Bahkan, berdasarkan data dari China Real Estate Information, per September 2021 penjualan rumah baru di 100 pengembang teratas turun 32 persen secara tahunan. Penjualan diperkirakan terus melambat hingga akhir tahun ini.
Penurunan harga properti ini diperkirakan berdampak negatif pada nilai potensial proyek real estate. Di samping itu, ini juga menambah kerumitan upaya penjualan aset bagi banyak pengembang. Modern Land Cina, misalnya, gagal membayar surat utang senilai US$250 juta (sekitar Rp3,56 triliun) setelah tak sanggup menjual beberapa asetnya.
Di sisi lain, Evergrande Group juga dikabarkan gagal dalam rencana membongkar kantornya di Hong Kong. Perusahaan ini juga sudah mengakhiri diskusi untuk menjual saham pengendalinya dalam bisnis properti senilai US$2,6 miliar (Rp37,05 triliun).
Sementara itu, Oceanwide Holdings sedang berupaya membongkar kompleks kantor utamanya di Beijing. Hal ini setelah unit properti mereka mengalami gagal bayar.

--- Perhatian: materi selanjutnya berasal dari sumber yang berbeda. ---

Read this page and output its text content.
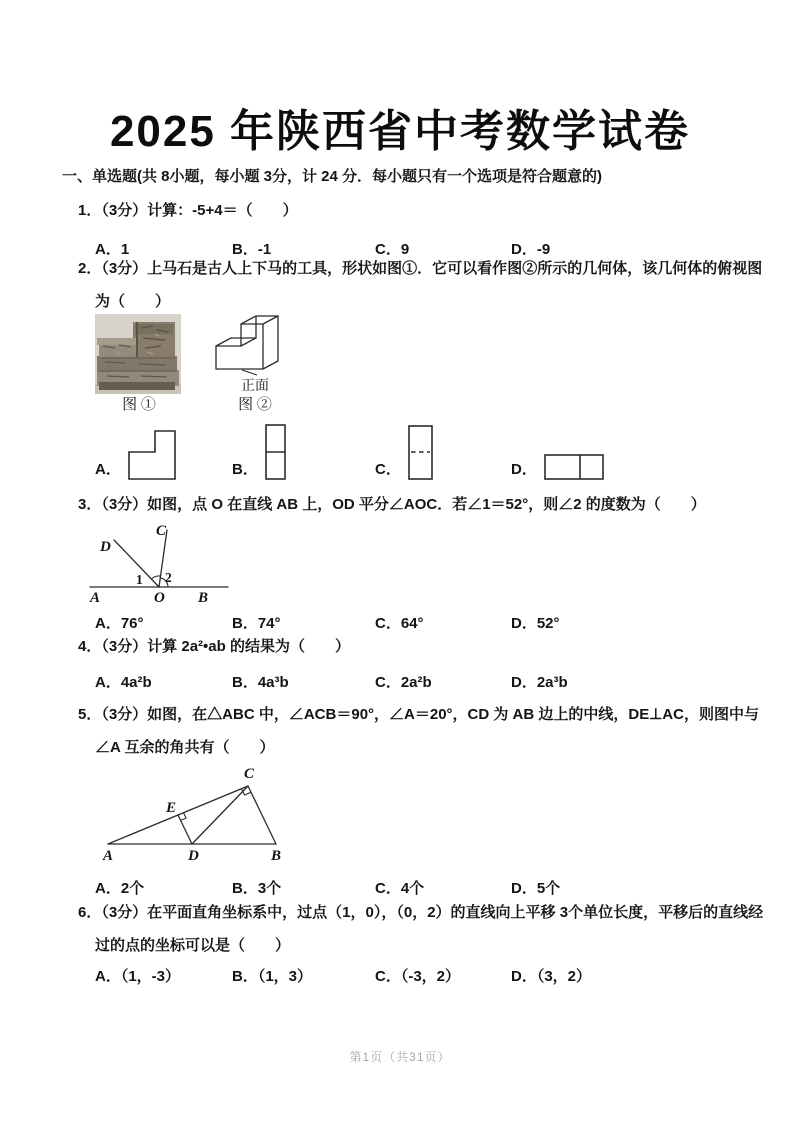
2025 年陕西省中考数学试卷
一、单选题(共 8小题，每小题 3分，计 24 分．每小题只有一个选项是符合题意的)
1．（3分）计算：-5+4＝（　　）
A．1	B．-1	C．9	D．-9
2．（3分）上马石是古人上下马的工具，形状如图①．它可以看作图②所示的几何体，该几何体的俯视图为（　　）
图 ①
正面
图 ②
A．	B．	C．	D．
3．（3分）如图，点 O 在直线 AB 上，OD 平分∠AOC．若∠1＝52°，则∠2 的度数为（　　）
D
C
A	O B
1 2
A．76°	B．74°	C．64°	D．52°
4．（3分）计算 2a²•ab 的结果为（　　）
A．4a²b	B．4a³b	C．2a²b	D．2a³b
5．（3分）如图，在△ABC 中，∠ACB＝90°，∠A＝20°，CD 为 AB 边上的中线，DE⊥AC，则图中与∠A 互余的角共有（　　）
A	D	B
C
E
A．2个	B．3个	C．4个	D．5个
6．（3分）在平面直角坐标系中，过点（1，0），（0，2）的直线向上平移 3个单位长度，平移后的直线经过的点的坐标可以是（　　）
A．（1，-3）	B．（1，3）	C．（-3，2）	D．（3，2）
第1页（共31页）
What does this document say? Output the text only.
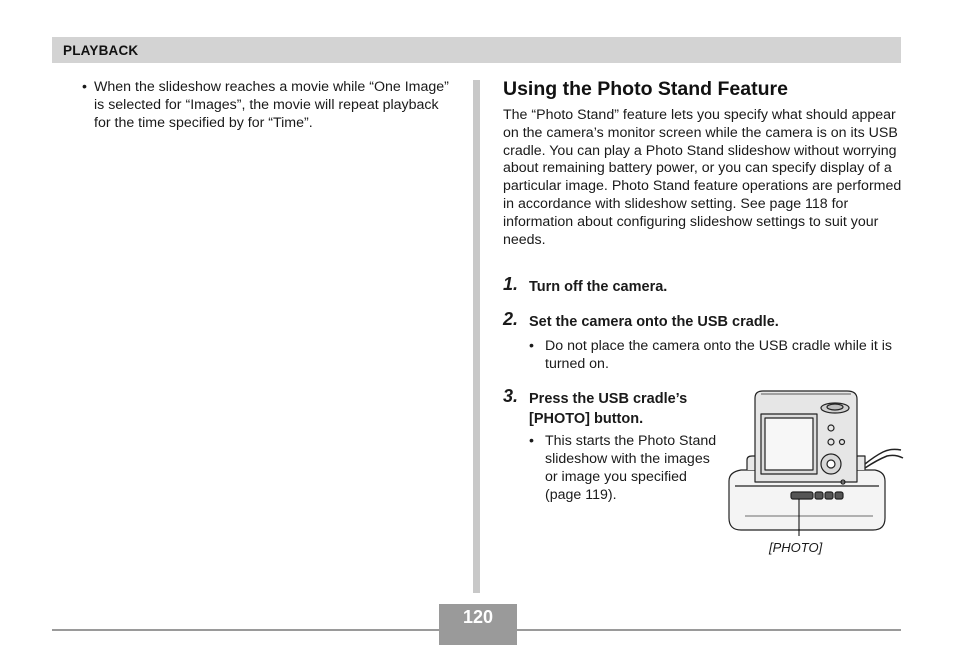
PLAYBACK
• When the slideshow reaches a movie while “One Image” is selected for “Images”, the movie will repeat playback for the time specified by for “Time”.
Using the Photo Stand Feature
The “Photo Stand” feature lets you specify what should appear on the camera’s monitor screen while the camera is on its USB cradle. You can play a Photo Stand slideshow without worrying about remaining battery power, or you can specify display of a particular image. Photo Stand feature operations are performed in accordance with slideshow setting. See page 118 for information about configuring slideshow settings to suit your needs.
1. Turn off the camera.
2. Set the camera onto the USB cradle.
• Do not place the camera onto the USB cradle while it is turned on.
3. Press the USB cradle’s
[PHOTO] button.
• This starts the Photo Stand slideshow with the images or image you specified (page 119).
[PHOTO]
120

Kesulitan sumber pembiayaan
Kegagalan menjual aset properti ini menambah tekanan keuangan bagi banyak pengembang. Sebab, di saat sama mereka juga sulit mencari sumber pinjaman seiring langkah pemerintah Cina yang memperketat prasyaratnya.
Selama bertahun-tahun pengembang properti Cina seperti Dalian Wanda Group hingga Seazon Group mampu mengatasi tekanan pembiayaan dengan menjual aset propertinya. Pengembang besar lain, termasuk Evergrande, seringkali bersedia membeli aset. Namun itu tidak lagi terjadi seiring dengan Evergrande yang memiliki total kewajiban US$300 miliar (Rp4.725 triliun).

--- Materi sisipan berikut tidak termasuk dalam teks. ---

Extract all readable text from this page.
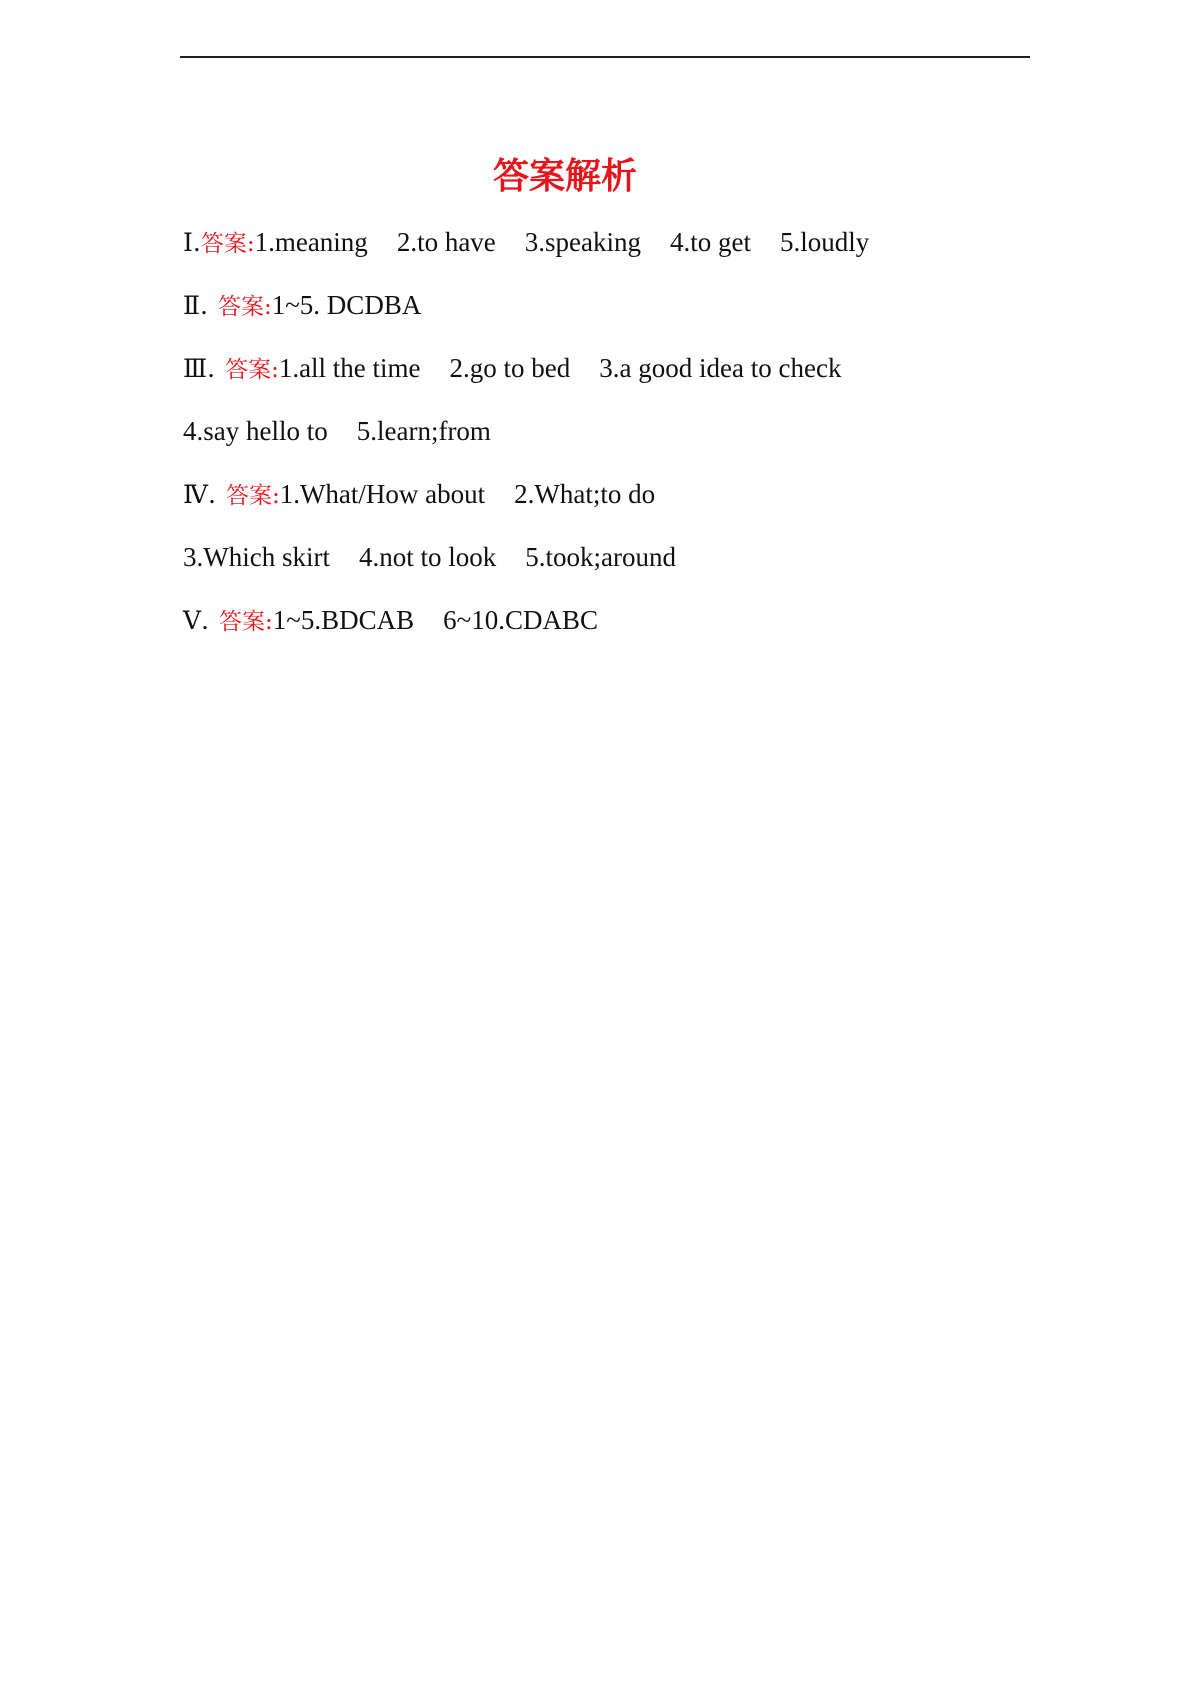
答案解析
Ⅰ.答案:1.meaning 2.to have 3.speaking 4.to get 5.loudly
Ⅱ. 答案:1~5. DCDBA
Ⅲ. 答案:1.all the time 2.go to bed 3.a good idea to check
4.say hello to 5.learn;from
Ⅳ. 答案:1.What/How about 2.What;to do
3.Which skirt 4.not to look 5.took;around
Ⅴ. 答案:1~5.BDCAB 6~10.CDABC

"Mayoritas calon pembeli aset real estat juga merupakan pengembang. Namun, dengan adanya batas utang, banyak yang menahan diri untuk membeli aset yang cukup besar," kata Matthew Chow, direktur di S&P Global Ratings, seperti dikutip The Straits Times, Kamis (4/11). “Dalam siklus turun, bahkan pengembang dengan likuiditas berlimpah cenderung menimbun uang tunai.”

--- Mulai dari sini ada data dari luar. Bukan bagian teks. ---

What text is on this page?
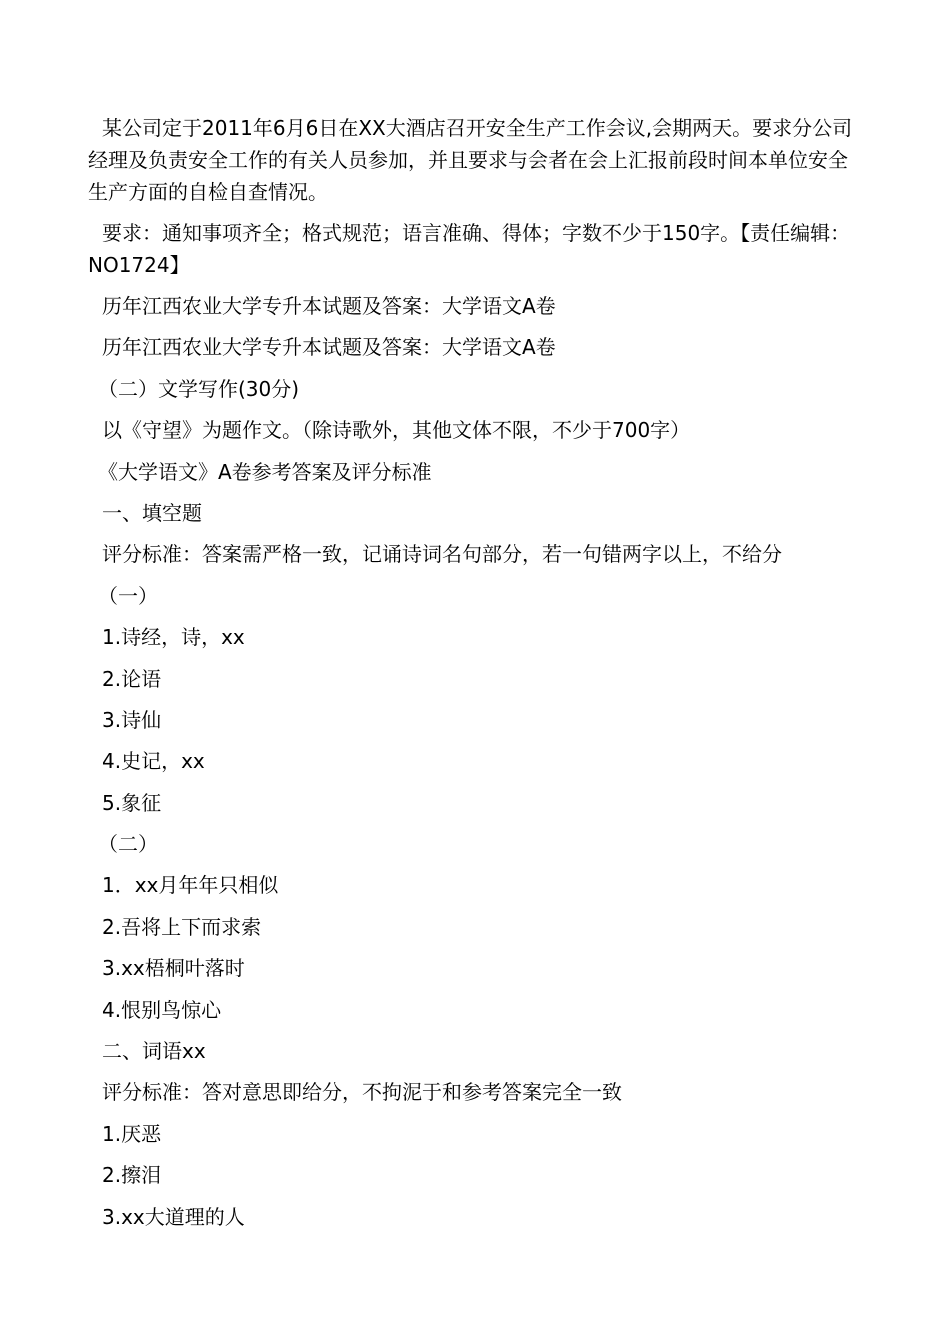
某公司定于2011年6月6日在XX大酒店召开安全生产工作会议,会期两天。要求分公司经理及负责安全工作的有关人员参加，并且要求与会者在会上汇报前段时间本单位安全生产方面的自检自查情况。

要求：通知事项齐全；格式规范；语言准确、得体；字数不少于150字。【责任编辑：NO1724】

历年江西农业大学专升本试题及答案：大学语文A卷
历年江西农业大学专升本试题及答案：大学语文A卷
（二）文学写作(30分)
以《守望》为题作文。（除诗歌外，其他文体不限，不少于700字）
《大学语文》A卷参考答案及评分标准
一、填空题
评分标准：答案需严格一致，记诵诗词名句部分，若一句错两字以上，不给分
（一）
1.诗经，诗，xx
2.论语
3.诗仙
4.史记，xx
5.象征
（二）
1．xx月年年只相似
2.吾将上下而求索
3.xx梧桐叶落时
4.恨别鸟惊心
二、词语xx
评分标准：答对意思即给分，不拘泥于和参考答案完全一致
1.厌恶
2.擦泪
3.xx大道理的人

Pemerintah Cina membatasi pinjaman baru terutama bagi perusahaan yang sudah melebihi batas “garis merah”. Menurut data dari Bloomberg, di antara 30 perusahaan properti teratas, setidaknya ada dua per tiga pengembang yang sudah melanggar batas tersebut.
Krisis properti Cina memang mengikis kepercayaan di sektor real estate (yang menyumbang hampir seperempat ekonomi negara tersebut). Debitur perusahaan Cina yang telah gagal membayar obligasi luar negerinya sebanyak US$9 miliar. Dari sekian itu, sepertiganya milik pengembang properti.